Months later, after the divorce hearings had ended, my mother decided to take a vacation with her best friend to get her mind off of everything that happened. Her first visit was to Boston to see my brother and I where she seemed happier than I'd seen her in years and began crying with relief when she saw my brother. We spent the day together, went on a whale watch and had dinner at Legal Seafood. I remember her talking to the table next to us, a Japanese couple there for the convention next door. We talked about Seinfeld and laughed at the more off color moments, something my mother had never done before.
My mother died soon after returning home. She passed out while on the phone to her mother and fell into a coma. Doctors diagnosed her with a cerebral hematoma and less than two days later, as my brother and I were flying to see her, she died. The next time I saw her she was embalmed and in a coffin.
At the wake few people I never met came to speak. She had had trouble finding work as a teacher despite her excellent resume and experience. Few people would hire a middle aged woman that has been out of a classroom for twenty plus years and couldn't handle modern high schoolers. In the past months she had been working as an assistant to disabled children for teachers half her age. She spent long hours looking after these kids while her own children were hundreds of miles away.
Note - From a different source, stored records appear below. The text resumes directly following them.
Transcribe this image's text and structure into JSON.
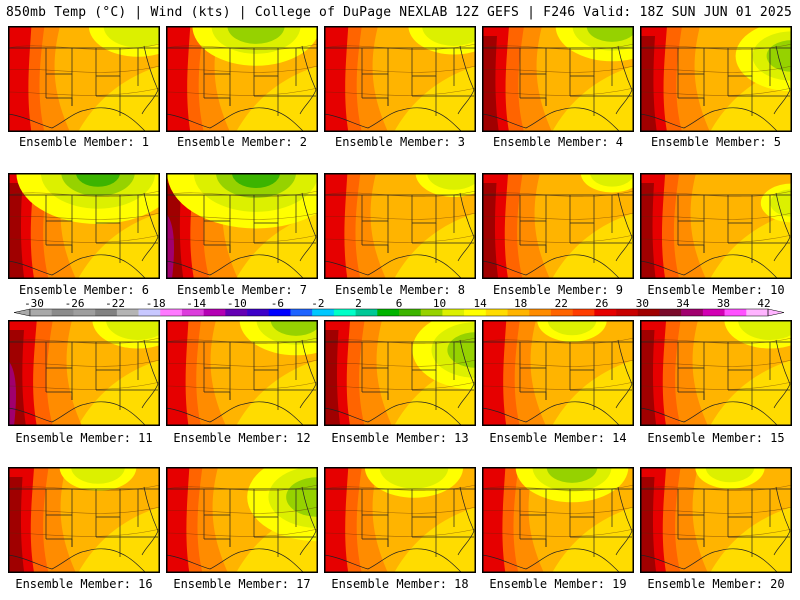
{
  "header": {
    "left": "850mb Temp (°C) | Wind (kts) | College of DuPage NEXLAB",
    "right": "12Z GEFS | F246 Valid: 18Z SUN JUN 01 2025"
  },
  "members": [
    {
      "label": "Ensemble Member: 1",
      "heat": 0.55,
      "cool": 0.35,
      "cool_pos": "northeast"
    },
    {
      "label": "Ensemble Member: 2",
      "heat": 0.6,
      "cool": 0.55,
      "cool_pos": "north"
    },
    {
      "label": "Ensemble Member: 3",
      "heat": 0.6,
      "cool": 0.3,
      "cool_pos": "northeast"
    },
    {
      "label": "Ensemble Member: 4",
      "heat": 0.75,
      "cool": 0.45,
      "cool_pos": "northeast"
    },
    {
      "label": "Ensemble Member: 5",
      "heat": 0.75,
      "cool": 0.45,
      "cool_pos": "east"
    },
    {
      "label": "Ensemble Member: 6",
      "heat": 0.7,
      "cool": 0.8,
      "cool_pos": "north"
    },
    {
      "label": "Ensemble Member: 7",
      "heat": 0.8,
      "cool": 0.9,
      "cool_pos": "north"
    },
    {
      "label": "Ensemble Member: 8",
      "heat": 0.55,
      "cool": 0.2,
      "cool_pos": "northeast"
    },
    {
      "label": "Ensemble Member: 9",
      "heat": 0.7,
      "cool": 0.1,
      "cool_pos": "northeast"
    },
    {
      "label": "Ensemble Member: 10",
      "heat": 0.65,
      "cool": 0.1,
      "cool_pos": "east"
    },
    {
      "label": "Ensemble Member: 11",
      "heat": 0.85,
      "cool": 0.3,
      "cool_pos": "northeast"
    },
    {
      "label": "Ensemble Member: 12",
      "heat": 0.5,
      "cool": 0.45,
      "cool_pos": "northeast"
    },
    {
      "label": "Ensemble Member: 13",
      "heat": 0.7,
      "cool": 0.55,
      "cool_pos": "east"
    },
    {
      "label": "Ensemble Member: 14",
      "heat": 0.6,
      "cool": 0.15,
      "cool_pos": "north"
    },
    {
      "label": "Ensemble Member: 15",
      "heat": 0.7,
      "cool": 0.3,
      "cool_pos": "northeast"
    },
    {
      "label": "Ensemble Member: 16",
      "heat": 0.7,
      "cool": 0.2,
      "cool_pos": "north"
    },
    {
      "label": "Ensemble Member: 17",
      "heat": 0.55,
      "cool": 0.65,
      "cool_pos": "east"
    },
    {
      "label": "Ensemble Member: 18",
      "heat": 0.6,
      "cool": 0.35,
      "cool_pos": "north"
    },
    {
      "label": "Ensemble Member: 19",
      "heat": 0.55,
      "cool": 0.45,
      "cool_pos": "north"
    },
    {
      "label": "Ensemble Member: 20",
      "heat": 0.7,
      "cool": 0.15,
      "cool_pos": "north"
    }
  ],
  "colorbar": {
    "labels": [
      "-30",
      "-26",
      "-22",
      "-18",
      "-14",
      "-10",
      "-6",
      "-2",
      "2",
      "6",
      "10",
      "14",
      "18",
      "22",
      "26",
      "30",
      "34",
      "38",
      "42"
    ],
    "colors": [
      "#a9a9a9",
      "#8c8c8c",
      "#9e9e9e",
      "#828282",
      "#b4b4b4",
      "#c8c8ff",
      "#ff78ff",
      "#dc3cdc",
      "#b400b4",
      "#6400b4",
      "#3c00c8",
      "#0000ff",
      "#1e64ff",
      "#00c8ff",
      "#00ffc8",
      "#00c896",
      "#00b400",
      "#3cb400",
      "#96d200",
      "#dcf000",
      "#ffff00",
      "#ffdc00",
      "#ffb400",
      "#ff8c00",
      "#ff6400",
      "#ff3c00",
      "#e60000",
      "#c80000",
      "#a00000",
      "#7a0a2a",
      "#a0006e",
      "#d200b4",
      "#ff50ff",
      "#ffb4ff"
    ]
  }
}
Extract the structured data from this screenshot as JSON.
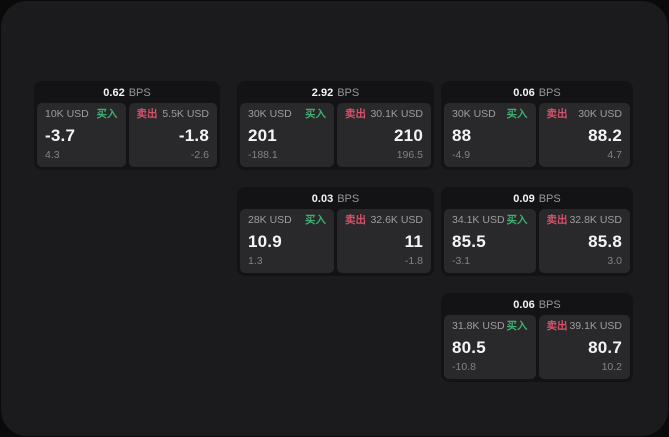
{
  "labels": {
    "bps_unit": "BPS",
    "buy": "买入",
    "sell": "卖出"
  },
  "colors": {
    "buy_green": "#3fae6e",
    "sell_red": "#d6516a",
    "surface": "#1b1b1d",
    "card": "#131315",
    "panel": "#29292b"
  },
  "cards": [
    {
      "bps": "0.62",
      "buy": {
        "amount": "10K USD",
        "price": "-3.7",
        "delta": "4.3"
      },
      "sell": {
        "amount": "5.5K USD",
        "price": "-1.8",
        "delta": "-2.6"
      }
    },
    {
      "bps": "2.92",
      "buy": {
        "amount": "30K USD",
        "price": "201",
        "delta": "-188.1"
      },
      "sell": {
        "amount": "30.1K USD",
        "price": "210",
        "delta": "196.5"
      }
    },
    {
      "bps": "0.06",
      "buy": {
        "amount": "30K USD",
        "price": "88",
        "delta": "-4.9"
      },
      "sell": {
        "amount": "30K USD",
        "price": "88.2",
        "delta": "4.7"
      }
    },
    {
      "bps": "0.03",
      "buy": {
        "amount": "28K USD",
        "price": "10.9",
        "delta": "1.3"
      },
      "sell": {
        "amount": "32.6K USD",
        "price": "11",
        "delta": "-1.8"
      }
    },
    {
      "bps": "0.09",
      "buy": {
        "amount": "34.1K USD",
        "price": "85.5",
        "delta": "-3.1"
      },
      "sell": {
        "amount": "32.8K USD",
        "price": "85.8",
        "delta": "3.0"
      }
    },
    {
      "bps": "0.06",
      "buy": {
        "amount": "31.8K USD",
        "price": "80.5",
        "delta": "-10.8"
      },
      "sell": {
        "amount": "39.1K USD",
        "price": "80.7",
        "delta": "10.2"
      }
    }
  ]
}
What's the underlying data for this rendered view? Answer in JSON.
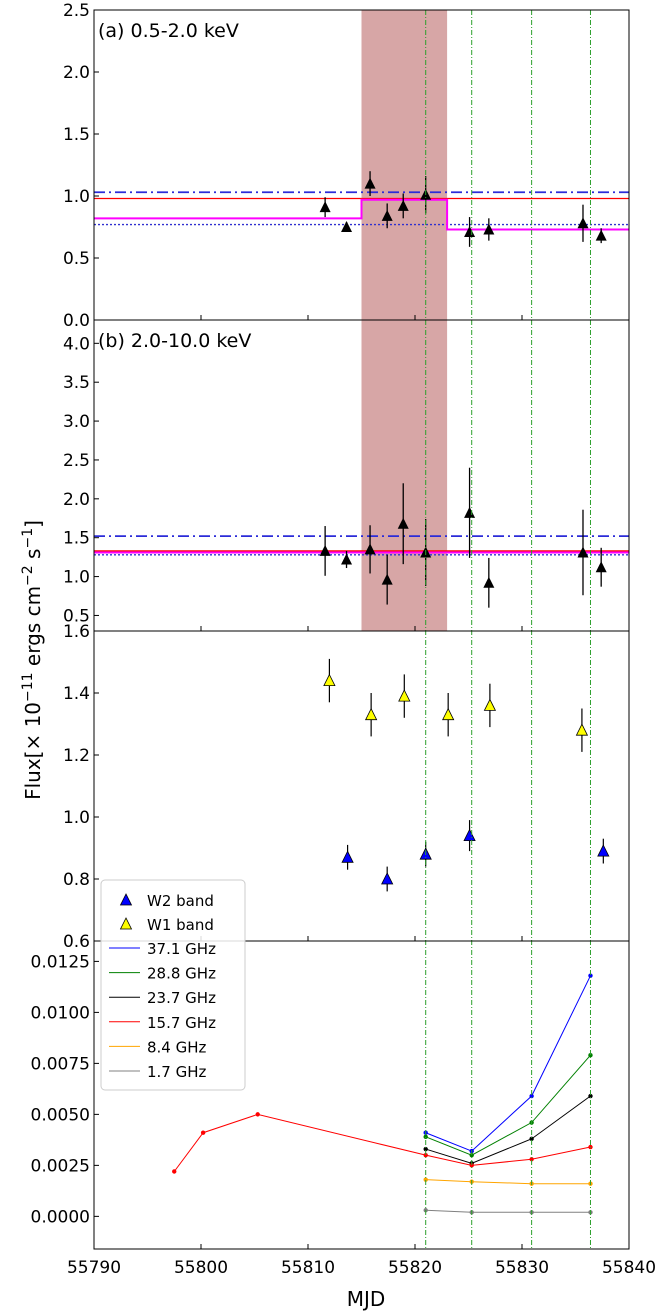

The week of her funeral my brother met his future wife. Their first child, a girl named after my mom, looks like the black and white images of my mother my grandfather keeps in his photo albums.
For years afterwards people would come up to me and tell me things about my mother I never knew. She was the perfect daughter, living up to her parents' expectations and never once arguing with her brother despite their different lifestyles. She came from the Yankee side of my family, stretching back to the Mayflower and Bunker Hill. My mother's family is full of firefighters, police officers and politicians.
After her death I thought of her constantly. I would have, and sometimes still do, have dreams about her. I wonder how different my life would be if she were still in it and what would have happened had I gone back to help her as I wish I did. It's hard dealing with the loss of someone so close, even years later. I still think about her often though it has turned into something more accepted. I always thought of my mother as just that, a mother, and only began to see her for who she was when it was too late.
If I was religious I would find comfort in what happened as many in my family did. The future looked difficult for my mother and if all she believed in was real she had earned what she hoped for.